FBI Director James Comey said he’s “highly confident that this killer was radicalized at least in part through the Internet.” Mateen viewed jihadist speeches online, downloaded videos of beheadings and searched Facebook for posts relating to the California couple who killed 14 people at a holiday party last December, the suit says.
Without Twitter, Facebook and Google, “ISIS would not have been able to radicalize Omar Mateen leading to the deadly attack in Orlando,” the suit says.
The terrorist organization has recruited 30,000 followers through the sites since 2013, the filing states.
Family members of Pulse victims Tevin Eugene Crosby, Juan Ramon Jr, and Javier Jorge-Reyes filed the case saying the social media companies violate an anti-terrorism law by providing “material support” to ISIS.
The terrorist organization raises money through Twitter and Facebook while Google even shares add revenue with ISIS, the suit says.
The Michigan case is at least the second such suit against Twitter.

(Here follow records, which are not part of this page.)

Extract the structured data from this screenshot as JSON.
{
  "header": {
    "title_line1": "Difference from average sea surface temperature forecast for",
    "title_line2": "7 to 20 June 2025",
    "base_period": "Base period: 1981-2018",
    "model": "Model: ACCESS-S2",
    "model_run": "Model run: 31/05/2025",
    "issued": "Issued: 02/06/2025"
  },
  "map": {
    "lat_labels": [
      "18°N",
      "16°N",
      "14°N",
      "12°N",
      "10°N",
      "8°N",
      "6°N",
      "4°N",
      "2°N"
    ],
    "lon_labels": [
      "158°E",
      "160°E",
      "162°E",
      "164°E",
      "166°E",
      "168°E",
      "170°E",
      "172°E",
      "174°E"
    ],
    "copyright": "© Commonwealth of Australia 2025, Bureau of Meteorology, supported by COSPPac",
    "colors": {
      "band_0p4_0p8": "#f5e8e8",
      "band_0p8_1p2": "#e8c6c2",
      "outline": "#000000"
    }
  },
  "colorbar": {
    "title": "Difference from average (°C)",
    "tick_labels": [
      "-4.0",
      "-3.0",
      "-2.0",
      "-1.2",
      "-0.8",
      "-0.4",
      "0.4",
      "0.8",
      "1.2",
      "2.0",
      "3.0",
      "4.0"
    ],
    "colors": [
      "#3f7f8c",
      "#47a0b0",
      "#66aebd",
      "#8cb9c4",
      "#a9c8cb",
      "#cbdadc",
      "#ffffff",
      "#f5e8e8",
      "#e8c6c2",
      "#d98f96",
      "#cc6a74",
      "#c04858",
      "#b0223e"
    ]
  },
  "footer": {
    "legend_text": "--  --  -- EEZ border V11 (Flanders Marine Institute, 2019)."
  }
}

The first, related to a “lone wolf” terrorist who murdered two Americans in Jordan, was tossed out by a California judge who cited the 1996 Communications Decency Act.
That law absolves sites like Twitter of liability for content posted by third parties.
Attorney Andrew B. Lustigman, a technology legal expert who is not involved with the case, said the relevant section of the act “is going to be a barrier.”
“From a legal standpoint I would say that I think the plaintiffs have a very difficult case ahead of themselves primarily because of the Communications Decency Act, which basically is designed to immunize companies like Facebook, Twitter and Google for basically publishing other peoples messages,” Lustigam said.
“If they were involved in the creation of messages it would be a different story,” he said.
A spokeswoman for Facebook said that there is “no place on Facebook for groups that engage in terrorist activity.”
“We sympathize with the victims and their families,” the spokeswoman said.
Google did not immediately respond to a request for comment.